Begitu semangatnya aku. Padahal bukanlah bagian dari
kepanitiaan. Tapi, setelah semua itu ku lakukan, I got Nothing. Alias tidak ada
hasil. Hanya 1 orang saja yang mendaftar, itu
pun belum melunasi uangnya. Karena kejadian ini aku berfikir, ternyata
kata-kata seorang sepertiku belum cukup berpengaruh. Sepertinya aku harus lebih
banayak belajar lagi tentang jurus integritas dan jurus mempengaruhi orang
lain. Dan meningkatkan kwalitas diri tentunya. Padahal selama ini aku sudah
berusaha jujur banget orangnya. Tapi, belum sukses memikat dalam bisnis.

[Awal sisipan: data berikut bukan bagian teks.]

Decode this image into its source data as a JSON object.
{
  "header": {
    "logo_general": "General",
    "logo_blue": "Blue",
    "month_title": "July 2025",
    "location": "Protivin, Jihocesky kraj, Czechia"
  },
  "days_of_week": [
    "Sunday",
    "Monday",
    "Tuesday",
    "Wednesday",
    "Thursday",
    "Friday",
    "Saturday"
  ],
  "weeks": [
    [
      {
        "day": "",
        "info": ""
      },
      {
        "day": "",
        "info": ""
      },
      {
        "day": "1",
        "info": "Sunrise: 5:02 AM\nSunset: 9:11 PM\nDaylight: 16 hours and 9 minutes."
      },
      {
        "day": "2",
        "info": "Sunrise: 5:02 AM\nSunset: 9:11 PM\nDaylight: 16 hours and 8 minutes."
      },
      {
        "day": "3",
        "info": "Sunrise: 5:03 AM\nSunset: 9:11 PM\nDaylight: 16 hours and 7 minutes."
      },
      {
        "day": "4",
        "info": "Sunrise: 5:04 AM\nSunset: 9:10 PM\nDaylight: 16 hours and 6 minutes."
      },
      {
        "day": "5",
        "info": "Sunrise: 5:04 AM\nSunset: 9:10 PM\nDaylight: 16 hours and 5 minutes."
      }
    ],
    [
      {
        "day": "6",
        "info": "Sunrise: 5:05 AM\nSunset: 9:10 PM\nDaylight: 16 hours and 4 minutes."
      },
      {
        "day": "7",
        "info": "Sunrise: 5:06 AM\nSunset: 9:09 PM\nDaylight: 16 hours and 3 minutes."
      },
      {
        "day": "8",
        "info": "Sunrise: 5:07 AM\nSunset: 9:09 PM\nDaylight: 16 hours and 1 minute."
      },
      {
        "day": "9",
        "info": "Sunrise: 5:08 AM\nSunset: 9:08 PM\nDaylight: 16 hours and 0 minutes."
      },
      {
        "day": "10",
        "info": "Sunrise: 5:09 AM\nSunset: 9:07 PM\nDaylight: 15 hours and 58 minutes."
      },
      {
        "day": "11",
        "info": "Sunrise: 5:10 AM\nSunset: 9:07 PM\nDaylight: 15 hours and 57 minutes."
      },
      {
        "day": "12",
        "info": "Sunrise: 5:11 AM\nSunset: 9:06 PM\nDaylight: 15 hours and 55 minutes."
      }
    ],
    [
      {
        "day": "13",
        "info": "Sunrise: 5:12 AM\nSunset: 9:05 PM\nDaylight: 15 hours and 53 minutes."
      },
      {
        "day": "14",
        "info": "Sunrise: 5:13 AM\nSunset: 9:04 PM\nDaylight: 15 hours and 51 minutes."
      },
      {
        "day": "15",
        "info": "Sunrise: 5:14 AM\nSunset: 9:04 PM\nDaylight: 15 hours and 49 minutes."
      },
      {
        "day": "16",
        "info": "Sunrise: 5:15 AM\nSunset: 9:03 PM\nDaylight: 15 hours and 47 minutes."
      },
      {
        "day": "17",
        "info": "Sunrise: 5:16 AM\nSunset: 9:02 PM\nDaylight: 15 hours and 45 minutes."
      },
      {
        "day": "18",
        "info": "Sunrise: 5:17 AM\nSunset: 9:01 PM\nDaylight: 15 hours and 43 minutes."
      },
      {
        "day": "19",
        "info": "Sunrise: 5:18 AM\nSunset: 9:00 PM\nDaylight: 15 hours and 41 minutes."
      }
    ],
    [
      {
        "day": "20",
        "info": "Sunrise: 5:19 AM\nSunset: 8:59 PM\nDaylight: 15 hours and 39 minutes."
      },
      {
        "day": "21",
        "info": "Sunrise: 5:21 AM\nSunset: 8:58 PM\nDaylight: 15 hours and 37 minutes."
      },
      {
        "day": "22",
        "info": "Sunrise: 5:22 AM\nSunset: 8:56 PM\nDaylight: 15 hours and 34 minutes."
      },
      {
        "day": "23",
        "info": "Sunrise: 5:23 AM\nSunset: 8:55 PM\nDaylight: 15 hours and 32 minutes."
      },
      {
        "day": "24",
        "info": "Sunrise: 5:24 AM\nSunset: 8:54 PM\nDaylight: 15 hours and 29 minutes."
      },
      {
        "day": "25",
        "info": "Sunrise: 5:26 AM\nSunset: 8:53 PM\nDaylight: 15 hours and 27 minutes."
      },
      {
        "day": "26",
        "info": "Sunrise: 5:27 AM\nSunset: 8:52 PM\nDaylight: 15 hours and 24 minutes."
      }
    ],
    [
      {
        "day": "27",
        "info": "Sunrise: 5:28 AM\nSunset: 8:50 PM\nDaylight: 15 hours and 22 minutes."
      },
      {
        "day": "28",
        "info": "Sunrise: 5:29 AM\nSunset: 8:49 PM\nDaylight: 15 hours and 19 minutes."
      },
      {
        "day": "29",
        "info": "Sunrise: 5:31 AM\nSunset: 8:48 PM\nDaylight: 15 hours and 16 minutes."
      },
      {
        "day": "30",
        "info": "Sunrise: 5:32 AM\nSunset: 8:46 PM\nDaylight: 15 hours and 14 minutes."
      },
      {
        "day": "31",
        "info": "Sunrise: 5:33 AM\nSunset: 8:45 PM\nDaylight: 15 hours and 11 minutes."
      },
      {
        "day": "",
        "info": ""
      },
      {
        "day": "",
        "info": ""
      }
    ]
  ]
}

Temanku Nia telah menjual 15 tiket. Katanya, bahkan ada
pelanggan yang datang sendiri dan membeli tiket padahal dia tidak mempromosikan
apalagi menawarkannya. Padahal sebelum-sebelumnya Nia juga belum kenal dengan
Setia Furqon. Subhanallah... infonya nyebar sendiri. Entah bagaimana ia
menjelaskannya. Sahabatku yang satu ini memang luar biasa. Sosok kepribadiannya
sungguh berpengaruh. Aku bisa melihat sosok kemuslimahan telah tercermin dan
bersemayam dalam dirinya. Seandainya... ia tak berlama-lama menyegerakan diri
untuk menjadi muslimah sejati. Wah, kampusnya bisa jadi kampus islami tuh.
***
Sampai saat
ini, aku masih ingin menawarkan tiket, minimal 4 tiket lagi. Aku sedang belajar dan mempersiapkan diri
jika suatu ketika membuat kegiatan besar seperti ini, aku sudah punya
pengalaman. Sudah tiga orang yang menjadi jaringan tiket dibawahku. Mereka adalah
Nia, Kak Yuyun dan Bang Tarzan, eh, Tanzil. Masing-masing mereka mendapat tiket
masuk gratis. Karena, peraturannya apabila telah membawa 5 orang, maka kita
yang bawa bisa dapat gratis. Maka gratislah mereka dari membayar tiket 25 ribu
itu. Tapi, aku bingung... setelah mengajak mereka, aku dapat apa ya?. Sadar lah
aku, bahwa I got Nothing. Tapi, lagi-lagi positif thinking saja. Cape sih,
banyak pengorbanan dan tidak ada hasil seperti ini, namun aku niatkan sebagai
SEDEKAH JARIYAH saja. Setidaknya aku
sudah punya stok Link untuk menyebarkan tiket dan kembali akrab dengan
teman-teman lama. Dan menginfokan berita yang bernilai kebaikan dan kemamfaatan
bagi yang lain.
Kemudian
hikmah yang Kedua. Ini kejadian ketika aku menyerahkan sebagan tiket yang telah
laku kepada Ketupat alias ketua panitia, sebut saja namanya Supra.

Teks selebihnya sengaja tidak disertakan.